The solution contains only $7.0\%$ iodine after the first extraction.

The fraction of iodine left in the next extraction with $0.030L$ of $CC{l}_4$ is calculated as follows:

$\begin{array}{c}Fractionofiodineleft=\left(0.07\right)\left(0.07\right)\\ =5.0\times {10}^{-3}\\ =0.5\%\end{array}$

Hence, the fraction remaining after the second extraction is $0.5\%$.

c) Compare the result in part (b) with a single extraction using $0.060L$ of $CC{l}_4$

and comment on difference.

The single extraction of iodine with $0.060L$ of $CC{l}_4$.

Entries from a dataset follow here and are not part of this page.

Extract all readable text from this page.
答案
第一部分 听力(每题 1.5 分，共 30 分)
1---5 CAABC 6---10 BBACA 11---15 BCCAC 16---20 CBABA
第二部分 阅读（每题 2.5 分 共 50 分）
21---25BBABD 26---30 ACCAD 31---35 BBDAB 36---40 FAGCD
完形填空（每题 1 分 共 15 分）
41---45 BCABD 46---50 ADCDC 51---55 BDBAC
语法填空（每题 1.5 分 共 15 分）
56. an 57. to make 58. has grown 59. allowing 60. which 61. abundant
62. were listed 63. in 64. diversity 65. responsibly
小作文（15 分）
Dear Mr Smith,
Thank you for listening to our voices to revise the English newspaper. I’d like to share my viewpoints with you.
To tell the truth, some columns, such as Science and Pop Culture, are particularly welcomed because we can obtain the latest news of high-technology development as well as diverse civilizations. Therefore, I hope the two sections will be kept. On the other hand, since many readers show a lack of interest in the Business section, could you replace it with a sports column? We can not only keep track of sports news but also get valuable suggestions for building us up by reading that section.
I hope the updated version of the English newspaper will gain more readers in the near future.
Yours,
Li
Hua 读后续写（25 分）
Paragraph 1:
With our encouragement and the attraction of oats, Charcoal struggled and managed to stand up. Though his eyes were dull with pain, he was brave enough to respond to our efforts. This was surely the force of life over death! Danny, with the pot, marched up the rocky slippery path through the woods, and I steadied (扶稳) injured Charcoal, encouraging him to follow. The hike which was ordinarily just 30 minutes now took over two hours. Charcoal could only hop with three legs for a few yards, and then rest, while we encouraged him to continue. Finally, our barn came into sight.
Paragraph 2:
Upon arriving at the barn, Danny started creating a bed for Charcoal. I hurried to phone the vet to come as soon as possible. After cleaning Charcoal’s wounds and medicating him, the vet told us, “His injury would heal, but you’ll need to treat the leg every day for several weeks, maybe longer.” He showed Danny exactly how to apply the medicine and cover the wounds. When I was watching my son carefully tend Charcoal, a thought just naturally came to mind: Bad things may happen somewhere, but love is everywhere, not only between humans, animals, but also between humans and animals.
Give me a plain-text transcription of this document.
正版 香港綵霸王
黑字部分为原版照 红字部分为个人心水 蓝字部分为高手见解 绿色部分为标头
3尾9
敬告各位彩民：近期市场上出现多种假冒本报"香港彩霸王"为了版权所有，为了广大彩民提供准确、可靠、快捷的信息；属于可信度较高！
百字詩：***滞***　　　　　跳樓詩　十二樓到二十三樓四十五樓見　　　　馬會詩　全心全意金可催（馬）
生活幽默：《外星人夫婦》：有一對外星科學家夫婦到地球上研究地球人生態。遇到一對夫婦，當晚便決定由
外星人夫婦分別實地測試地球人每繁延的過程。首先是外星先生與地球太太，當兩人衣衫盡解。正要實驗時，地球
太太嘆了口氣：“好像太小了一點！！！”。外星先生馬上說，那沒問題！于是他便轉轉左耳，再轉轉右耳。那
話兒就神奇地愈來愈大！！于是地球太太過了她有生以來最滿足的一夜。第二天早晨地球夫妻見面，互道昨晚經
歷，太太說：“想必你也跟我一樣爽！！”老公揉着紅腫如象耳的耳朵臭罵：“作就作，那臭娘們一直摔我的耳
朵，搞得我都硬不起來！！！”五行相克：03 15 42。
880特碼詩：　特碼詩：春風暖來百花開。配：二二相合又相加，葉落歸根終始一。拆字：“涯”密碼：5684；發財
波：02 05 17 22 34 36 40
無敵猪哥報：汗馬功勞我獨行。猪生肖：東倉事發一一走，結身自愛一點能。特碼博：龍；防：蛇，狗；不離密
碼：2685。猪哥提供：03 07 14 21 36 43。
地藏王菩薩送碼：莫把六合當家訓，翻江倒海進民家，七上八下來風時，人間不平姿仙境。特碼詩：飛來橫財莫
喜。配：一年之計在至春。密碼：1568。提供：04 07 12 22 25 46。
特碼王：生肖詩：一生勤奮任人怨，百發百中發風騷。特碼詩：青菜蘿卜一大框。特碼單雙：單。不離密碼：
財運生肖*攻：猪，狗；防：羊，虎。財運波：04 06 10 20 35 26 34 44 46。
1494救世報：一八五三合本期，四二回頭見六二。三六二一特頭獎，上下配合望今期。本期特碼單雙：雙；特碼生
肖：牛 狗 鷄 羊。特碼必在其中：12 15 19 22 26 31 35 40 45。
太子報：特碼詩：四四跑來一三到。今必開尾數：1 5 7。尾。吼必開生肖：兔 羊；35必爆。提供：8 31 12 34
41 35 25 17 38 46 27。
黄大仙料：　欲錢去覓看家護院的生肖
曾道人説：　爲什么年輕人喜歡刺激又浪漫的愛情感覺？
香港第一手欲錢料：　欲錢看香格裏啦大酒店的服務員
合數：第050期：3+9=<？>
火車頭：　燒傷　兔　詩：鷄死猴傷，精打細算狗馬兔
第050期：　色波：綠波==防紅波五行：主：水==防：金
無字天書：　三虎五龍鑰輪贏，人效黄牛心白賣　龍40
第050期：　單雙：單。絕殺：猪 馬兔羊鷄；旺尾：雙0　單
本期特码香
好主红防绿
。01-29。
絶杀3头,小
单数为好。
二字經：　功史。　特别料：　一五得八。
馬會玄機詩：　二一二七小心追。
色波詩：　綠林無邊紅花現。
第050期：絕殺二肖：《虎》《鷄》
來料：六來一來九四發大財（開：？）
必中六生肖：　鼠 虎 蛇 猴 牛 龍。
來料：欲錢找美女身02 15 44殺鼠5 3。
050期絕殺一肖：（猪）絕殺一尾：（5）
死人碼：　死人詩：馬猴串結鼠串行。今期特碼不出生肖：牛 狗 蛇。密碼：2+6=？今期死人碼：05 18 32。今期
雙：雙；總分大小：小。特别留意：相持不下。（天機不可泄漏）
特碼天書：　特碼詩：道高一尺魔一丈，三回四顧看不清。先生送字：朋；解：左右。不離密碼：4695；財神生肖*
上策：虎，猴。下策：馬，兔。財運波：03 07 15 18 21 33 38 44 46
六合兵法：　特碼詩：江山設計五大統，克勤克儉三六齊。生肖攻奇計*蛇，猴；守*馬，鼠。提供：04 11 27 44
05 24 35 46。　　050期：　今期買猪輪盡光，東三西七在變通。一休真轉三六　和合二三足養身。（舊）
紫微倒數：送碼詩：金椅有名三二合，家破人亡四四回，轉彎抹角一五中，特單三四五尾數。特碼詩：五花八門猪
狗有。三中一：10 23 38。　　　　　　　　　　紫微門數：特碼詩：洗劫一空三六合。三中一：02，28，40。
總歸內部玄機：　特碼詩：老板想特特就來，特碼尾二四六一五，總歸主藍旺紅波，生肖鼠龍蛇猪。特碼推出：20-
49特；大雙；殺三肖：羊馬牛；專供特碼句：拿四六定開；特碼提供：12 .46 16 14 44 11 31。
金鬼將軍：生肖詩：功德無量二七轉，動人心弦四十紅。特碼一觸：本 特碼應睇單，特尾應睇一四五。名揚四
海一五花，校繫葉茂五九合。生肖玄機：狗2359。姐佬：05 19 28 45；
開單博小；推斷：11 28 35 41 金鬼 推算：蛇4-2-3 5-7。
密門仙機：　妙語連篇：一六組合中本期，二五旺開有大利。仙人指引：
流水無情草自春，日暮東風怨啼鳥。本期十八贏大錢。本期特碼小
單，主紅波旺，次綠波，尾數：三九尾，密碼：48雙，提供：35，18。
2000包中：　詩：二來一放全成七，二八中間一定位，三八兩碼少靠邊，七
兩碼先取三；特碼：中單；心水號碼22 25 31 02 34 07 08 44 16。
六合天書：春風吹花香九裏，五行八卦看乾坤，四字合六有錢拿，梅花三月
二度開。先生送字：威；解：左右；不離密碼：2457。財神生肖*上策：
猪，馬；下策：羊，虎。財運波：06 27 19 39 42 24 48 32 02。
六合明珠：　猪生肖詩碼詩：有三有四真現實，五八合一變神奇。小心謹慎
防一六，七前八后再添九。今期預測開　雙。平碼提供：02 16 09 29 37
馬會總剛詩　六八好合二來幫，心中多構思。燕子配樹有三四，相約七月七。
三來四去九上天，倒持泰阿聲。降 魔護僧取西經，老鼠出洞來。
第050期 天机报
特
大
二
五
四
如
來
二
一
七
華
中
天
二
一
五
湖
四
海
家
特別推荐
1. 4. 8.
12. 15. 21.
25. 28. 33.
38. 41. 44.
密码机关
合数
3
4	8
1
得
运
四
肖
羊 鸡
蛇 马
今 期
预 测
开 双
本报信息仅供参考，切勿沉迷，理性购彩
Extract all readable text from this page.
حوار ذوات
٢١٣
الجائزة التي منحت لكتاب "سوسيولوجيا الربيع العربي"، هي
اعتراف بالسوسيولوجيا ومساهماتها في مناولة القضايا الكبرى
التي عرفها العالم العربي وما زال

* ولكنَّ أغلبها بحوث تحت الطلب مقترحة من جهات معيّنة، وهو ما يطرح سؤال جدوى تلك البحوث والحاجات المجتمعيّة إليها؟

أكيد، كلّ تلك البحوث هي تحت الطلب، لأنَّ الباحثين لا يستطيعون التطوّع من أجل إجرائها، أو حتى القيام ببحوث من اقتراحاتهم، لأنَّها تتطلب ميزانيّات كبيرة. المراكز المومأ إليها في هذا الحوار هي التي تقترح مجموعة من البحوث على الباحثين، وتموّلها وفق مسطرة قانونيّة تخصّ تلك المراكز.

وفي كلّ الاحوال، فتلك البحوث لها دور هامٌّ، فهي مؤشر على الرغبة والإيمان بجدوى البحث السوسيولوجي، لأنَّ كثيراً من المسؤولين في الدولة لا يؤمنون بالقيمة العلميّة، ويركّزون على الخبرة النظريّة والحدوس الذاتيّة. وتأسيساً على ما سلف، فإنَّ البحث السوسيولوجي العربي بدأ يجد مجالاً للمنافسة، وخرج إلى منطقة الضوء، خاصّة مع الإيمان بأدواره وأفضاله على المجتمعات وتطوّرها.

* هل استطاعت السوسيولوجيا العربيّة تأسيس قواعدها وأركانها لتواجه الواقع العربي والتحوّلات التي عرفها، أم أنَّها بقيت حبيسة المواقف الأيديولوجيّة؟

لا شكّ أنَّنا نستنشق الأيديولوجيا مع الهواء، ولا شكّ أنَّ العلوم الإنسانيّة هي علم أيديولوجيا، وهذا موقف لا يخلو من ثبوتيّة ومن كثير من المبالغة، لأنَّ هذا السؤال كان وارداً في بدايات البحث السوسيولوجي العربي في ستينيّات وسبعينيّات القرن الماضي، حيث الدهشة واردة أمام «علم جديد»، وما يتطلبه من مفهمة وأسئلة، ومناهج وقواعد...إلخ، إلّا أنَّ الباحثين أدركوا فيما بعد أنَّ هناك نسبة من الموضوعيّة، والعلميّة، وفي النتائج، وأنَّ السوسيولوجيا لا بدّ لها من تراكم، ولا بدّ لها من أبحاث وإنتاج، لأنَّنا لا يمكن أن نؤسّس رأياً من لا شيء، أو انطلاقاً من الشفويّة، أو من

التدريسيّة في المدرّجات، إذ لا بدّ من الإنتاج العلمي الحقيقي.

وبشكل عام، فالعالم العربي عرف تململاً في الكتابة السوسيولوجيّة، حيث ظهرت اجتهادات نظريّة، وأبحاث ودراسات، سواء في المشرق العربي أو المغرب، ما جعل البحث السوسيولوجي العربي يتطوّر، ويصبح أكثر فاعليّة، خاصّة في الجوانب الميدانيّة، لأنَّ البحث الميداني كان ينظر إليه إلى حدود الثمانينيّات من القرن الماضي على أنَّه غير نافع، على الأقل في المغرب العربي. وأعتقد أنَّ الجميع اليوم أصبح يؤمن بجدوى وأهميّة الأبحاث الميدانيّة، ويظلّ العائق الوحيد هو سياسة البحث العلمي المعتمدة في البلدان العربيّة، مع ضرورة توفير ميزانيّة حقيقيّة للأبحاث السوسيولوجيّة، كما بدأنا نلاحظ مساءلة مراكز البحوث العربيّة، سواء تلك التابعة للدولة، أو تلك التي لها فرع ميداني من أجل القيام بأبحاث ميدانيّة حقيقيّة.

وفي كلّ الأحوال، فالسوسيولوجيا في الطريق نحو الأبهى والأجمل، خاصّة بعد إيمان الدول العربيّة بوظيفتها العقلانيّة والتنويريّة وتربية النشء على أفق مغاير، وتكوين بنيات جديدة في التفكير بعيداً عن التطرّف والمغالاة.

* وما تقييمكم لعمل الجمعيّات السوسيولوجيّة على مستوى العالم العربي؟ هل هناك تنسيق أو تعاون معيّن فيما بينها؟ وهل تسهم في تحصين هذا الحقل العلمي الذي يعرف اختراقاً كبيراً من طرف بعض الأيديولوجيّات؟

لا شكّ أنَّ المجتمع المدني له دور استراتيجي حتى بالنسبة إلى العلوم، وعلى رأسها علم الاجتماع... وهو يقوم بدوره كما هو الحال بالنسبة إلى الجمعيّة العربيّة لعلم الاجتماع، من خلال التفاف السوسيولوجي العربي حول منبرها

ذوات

The number of moles of iodine in $CC{l}_4$

$\left(y\right)$ is calculated by the expression as follows:

$K_C=\frac{{\left[\text{C}\right]}^Z{}_{eqm}}{{\left[\text{A}\right]}^X{}_{eqm}{\left[\text{B}\right]}^Y{}_{eqm}}$

$K=\frac{\left[I_2\left(CC{l}_4\right)\right]}{\left[I_2\left(aq\right)\right]}$

Substitute the values of $K,\left[I_2\left(CC{l}_4\right)\right]$ and $\left[I_2\left(aq\right)\right]$ in the above equation.

$\begin{array}{c}83=\frac{\frac{y}{0.060}}{\frac{1.26\times {10}^{-4}-y}{0.200}}\\ 83\left(1.26\times {10}^{-4}-y\right)=3.33y\\ y=1.211\times {10}^{-4}\end{array}$

The fraction of iodine remaining in the aqueous phase is,

$\text{fraction(f)}\text{}\text{=}\frac{\text{moles}\text{of}\text{solute}}{\text{total}\text{numbers}\text{of}\text{moles}\text{of}\text{solution}}$

$\begin{array}{c}fraction\left(f\right)=\frac{\left(1.26\times {10}^{-4}\right)-\left(1.211\times {10}^{-4}\right)}{1.26\times {10}^{-4}}\\ =\frac{4.9\times {10}^{-6}}{1.26\times {10}^{-4}}\\ =0.04\end{array}$

Hence, the fraction of iodine that remains in the aqueous phase is $0.04$, which is equal to $4\%$.

The fraction of iodine that is dissolved in water is $0.04$. The extraction with $0.060L$ of $CC{l}_4$ is not effective as compared to the two separate extractions with $0.030L$ solution each.